Suddenly Emily, Colin, Cecile, and Jeremy are hot on the trail to discover Estella’s whereabouts. That trail takes them to Paris and to Estella’s grand home, which remains fully staffed and ready at all times for her imminent arrival. The servants have been keeping the place spotless until Estelle’s rumored return. But is Estella Lamar really a disturbed eccentric on the run? Estella’s accountant, Monsieur Pinard, has never been able to offer an explanation. And there’s no evidence that Estella is actually missing. She’s a grown woman in possession of a large fortune and has the unfettered right to spend it however she sees fit.
Alexander heavily anchors her story with tell-tale mystery elements, writing in a fashion similar to Charles Finch and presenting her material in such a way that we experience something entirely new. I see this series as a companion-piece to Finch’s Charles Lenox series. Like Lenox, Lady Emily is strong and independent and free of cliché, far from many of the standard cardboard characters we see too often in historical fiction.

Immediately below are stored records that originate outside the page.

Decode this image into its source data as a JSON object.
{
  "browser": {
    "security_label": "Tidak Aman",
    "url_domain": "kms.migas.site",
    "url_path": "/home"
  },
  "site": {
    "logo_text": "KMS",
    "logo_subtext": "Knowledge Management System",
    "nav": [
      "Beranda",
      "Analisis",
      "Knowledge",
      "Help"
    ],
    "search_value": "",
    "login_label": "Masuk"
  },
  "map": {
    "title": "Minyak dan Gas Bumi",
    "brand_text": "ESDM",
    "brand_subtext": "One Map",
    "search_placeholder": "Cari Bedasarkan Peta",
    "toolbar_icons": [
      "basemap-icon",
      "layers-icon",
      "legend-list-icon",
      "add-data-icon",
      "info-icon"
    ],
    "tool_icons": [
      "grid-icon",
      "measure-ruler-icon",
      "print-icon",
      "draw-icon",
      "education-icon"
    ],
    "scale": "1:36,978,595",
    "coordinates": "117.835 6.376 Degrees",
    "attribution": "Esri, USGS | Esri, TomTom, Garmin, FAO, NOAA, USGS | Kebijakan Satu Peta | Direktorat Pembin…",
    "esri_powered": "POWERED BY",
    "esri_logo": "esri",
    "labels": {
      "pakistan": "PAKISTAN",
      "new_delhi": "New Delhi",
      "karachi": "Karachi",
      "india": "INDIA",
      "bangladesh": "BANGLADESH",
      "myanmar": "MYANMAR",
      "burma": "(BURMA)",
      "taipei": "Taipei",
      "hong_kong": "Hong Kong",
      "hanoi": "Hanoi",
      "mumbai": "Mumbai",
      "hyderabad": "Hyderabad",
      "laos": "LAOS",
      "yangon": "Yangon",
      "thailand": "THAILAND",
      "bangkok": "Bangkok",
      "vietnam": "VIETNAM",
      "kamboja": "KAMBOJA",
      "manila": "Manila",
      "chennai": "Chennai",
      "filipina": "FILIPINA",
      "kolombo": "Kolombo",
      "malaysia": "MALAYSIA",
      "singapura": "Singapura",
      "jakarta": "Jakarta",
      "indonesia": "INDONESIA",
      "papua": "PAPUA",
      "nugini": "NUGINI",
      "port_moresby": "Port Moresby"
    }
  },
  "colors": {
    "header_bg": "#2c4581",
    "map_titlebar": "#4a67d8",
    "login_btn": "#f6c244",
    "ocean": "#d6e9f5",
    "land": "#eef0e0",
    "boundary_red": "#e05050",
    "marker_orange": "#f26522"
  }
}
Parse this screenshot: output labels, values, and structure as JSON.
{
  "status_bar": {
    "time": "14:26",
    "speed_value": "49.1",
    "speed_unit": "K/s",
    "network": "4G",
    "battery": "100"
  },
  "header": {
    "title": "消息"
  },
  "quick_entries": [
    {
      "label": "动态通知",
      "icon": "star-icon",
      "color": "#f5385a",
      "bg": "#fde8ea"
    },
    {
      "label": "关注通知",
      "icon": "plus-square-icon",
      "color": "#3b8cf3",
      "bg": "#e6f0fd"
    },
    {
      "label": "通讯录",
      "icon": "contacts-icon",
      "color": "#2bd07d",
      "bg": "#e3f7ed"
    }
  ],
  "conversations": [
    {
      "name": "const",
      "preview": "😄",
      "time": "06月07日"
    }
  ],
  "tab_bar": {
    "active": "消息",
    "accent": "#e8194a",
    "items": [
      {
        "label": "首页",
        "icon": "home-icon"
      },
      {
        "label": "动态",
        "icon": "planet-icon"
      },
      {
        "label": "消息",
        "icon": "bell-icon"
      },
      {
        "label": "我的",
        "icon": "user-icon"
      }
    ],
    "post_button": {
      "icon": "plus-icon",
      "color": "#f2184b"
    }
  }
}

There are many twists and turns, the adventure taking Emily, Colin, loyal Cecile, and doltish Jeremy deep into the Paris catacombs, a place inhabited by myth, mystery, and death, though the last person to see Estella has left scarce clues of her troubled life. There are madmen, sinister events, furtive activities in Paris’s tombs, and Pinard’s disturbing diffidence when Emily challenges him. She is positive that he’s lying about Estella’s whereabouts.
While the mystery itself isn't that surprising (Estella’s voice unfolds in alternating chapters), the tension of the story centers on Emily racing to gather clues tying Estella’s whereabouts to the identity of an auburn-haired man. Alexander makes us live and breathe the voice of her heroine. Colin is as dark, handsome and courageous as always, no doubt inspired by gothic heroes such as Heathcliff and Mr. Rochester, which makes him even more appealing.